- Sire: Forty Niner
- Grandsire: Mr. Prospector
- Dam: Laughing Look
- Damsire: Damascus
- Sex: Stallion
- Foaled: 1995
- Country: United States
- Colour: Chestnut
- Breeder: Stuart S. Janney III
- Owner: Japan Bloodhorse Breeders' Association
- Trainer: Claude R. McGaughey III
- Record: 17: 10-2-0
- Earnings: $2,046,190

Major wins
- Travers Stakes (1998) Haskell Invitational (1998) Remsen Stakes (1997) Cowdin Stakes (1997) Nashua Stakes (1997) Wood Memorial (1998) Dwyer Stakes (1998) Riva Ridge Stakes (1998)

= Coronado's Quest =

American-bred Thoroughbred racehorse

Coronado's Quest (コロナドズクエスト, Koronadozukuesuto) (February 15, 1995 – March 8, 2006) was an American-based Thoroughbred racehorse. He was sired by 1987 Champion Two Year Old Colt Forty Niner, out of the unraced Damascus daughter Laughing Look. His granddam, Laughter, is a 3/4 sister to the great Ruffian.

==Racing career==
As a two-year-old, Coronado's Quest won three graded stakes, all in New York, including a victory in the Remsen Stakes over future Blue Grass Stakes winner Halory Hunter. The following year, he was known for his moody temperament (which earned him the nickname "the Bad Boy of Racing") as much as his talent. He started his three-year-old campaign in Florida with a second in the Hutcheson stakes to Time Limit after dumping jockey Mike Smith before the race. His antics just got worse from there, coming to a head with a dismal fifth in the Florida Derby, which effectively ended his chance at the Kentucky Derby.

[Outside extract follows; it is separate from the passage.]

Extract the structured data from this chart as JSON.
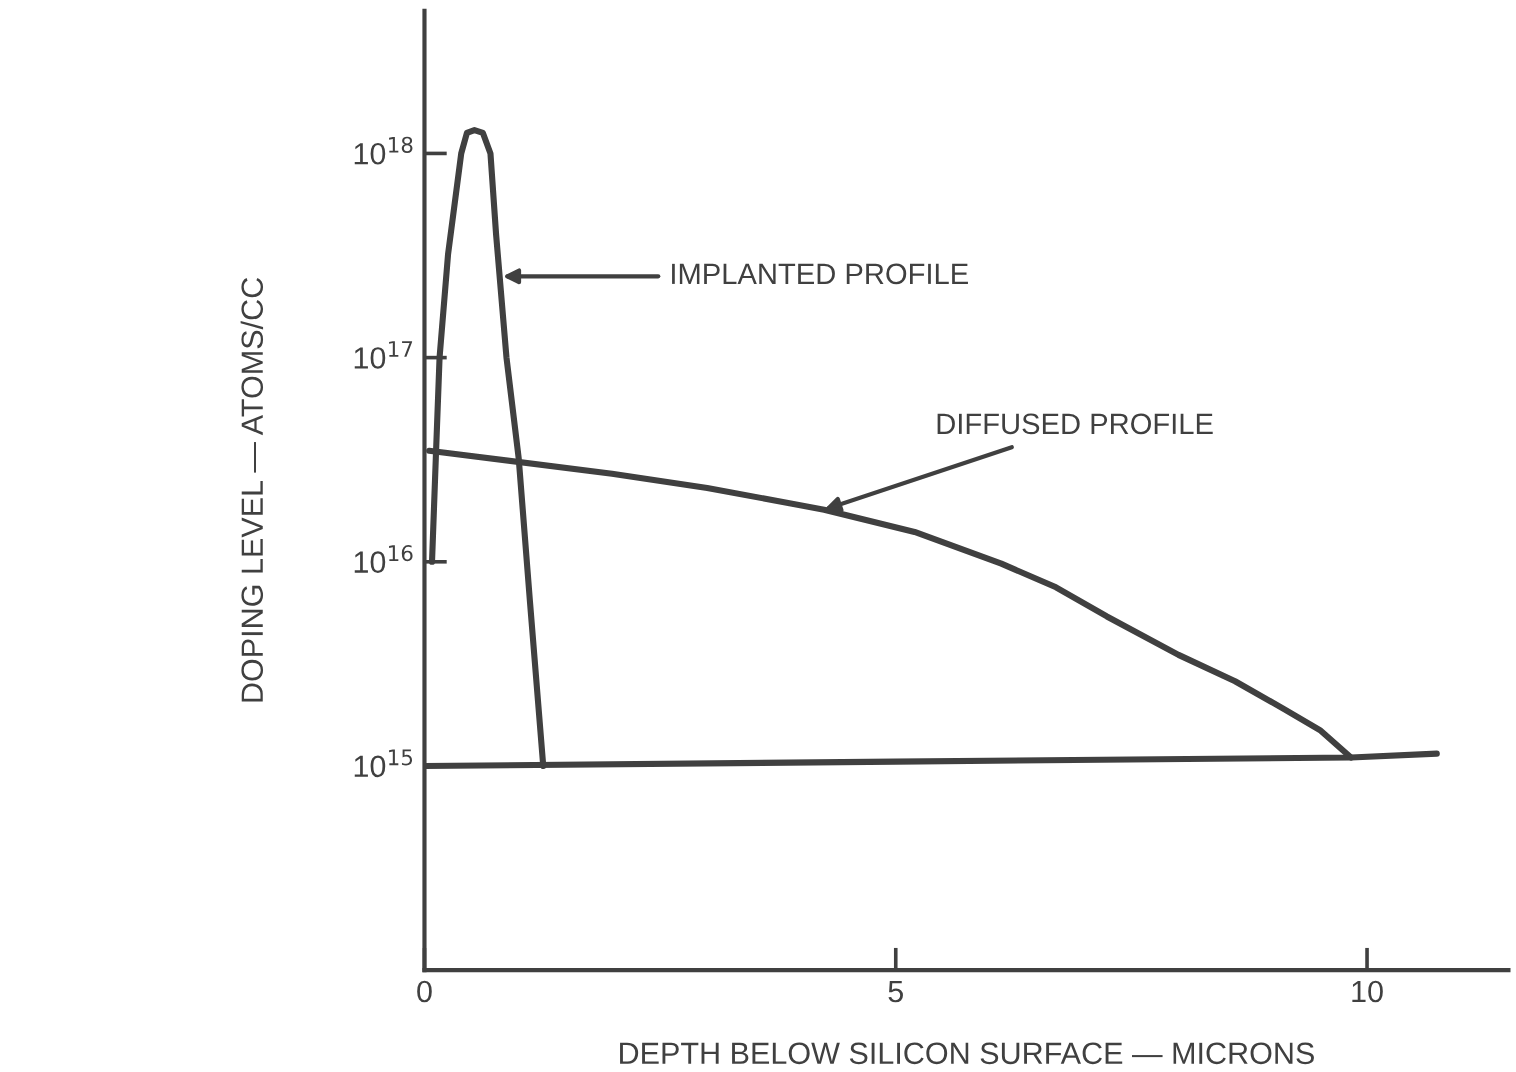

After the fiasco in Florida, Coronado's Quest returned to New York. He underwent a routine surgery to fix an entrapped epiglottis and the improvement was dramatic. He reeled off five straight graded stakes scores, culminating in a nose win over Belmont Stakes winner Victory Gallop in the Travers Stakes. It was eerily similar to his sire's Travers win over Seeking the Gold and Brian's Time ten years prior.

==Stallion career==
Coronado's Quest was retired to stand stud at the historic Claiborne Farm in 1999. He was sold to Japan in 2003, where he died March 8, 2006, from heart failure after covering a mare at the Japan Bloodhorse Breeders' Association's Shizunai Stallion Station in Hokkaido.

Coronado's Quest was only moderately successful at stud, despite his excellent pedigree and race record. He sired seventeen stakes winners, including multiple Grade I winner Society Selection in America, Grade I winner Crucifijo in Mexico and Group 2 winner Al Jadeed in Europe. While standing in Japan he sired Grade 3 winner Ceres Hunt (セレスハント Seresuhanto).

Though a disappointment as a sire, he has quickly become a top young broodmare sire. His most notable grandsons and daughters include champions Kodiak Kowboy, Grand Adventure and Grade I winners Mani Bhavan and Boys at Tosconova.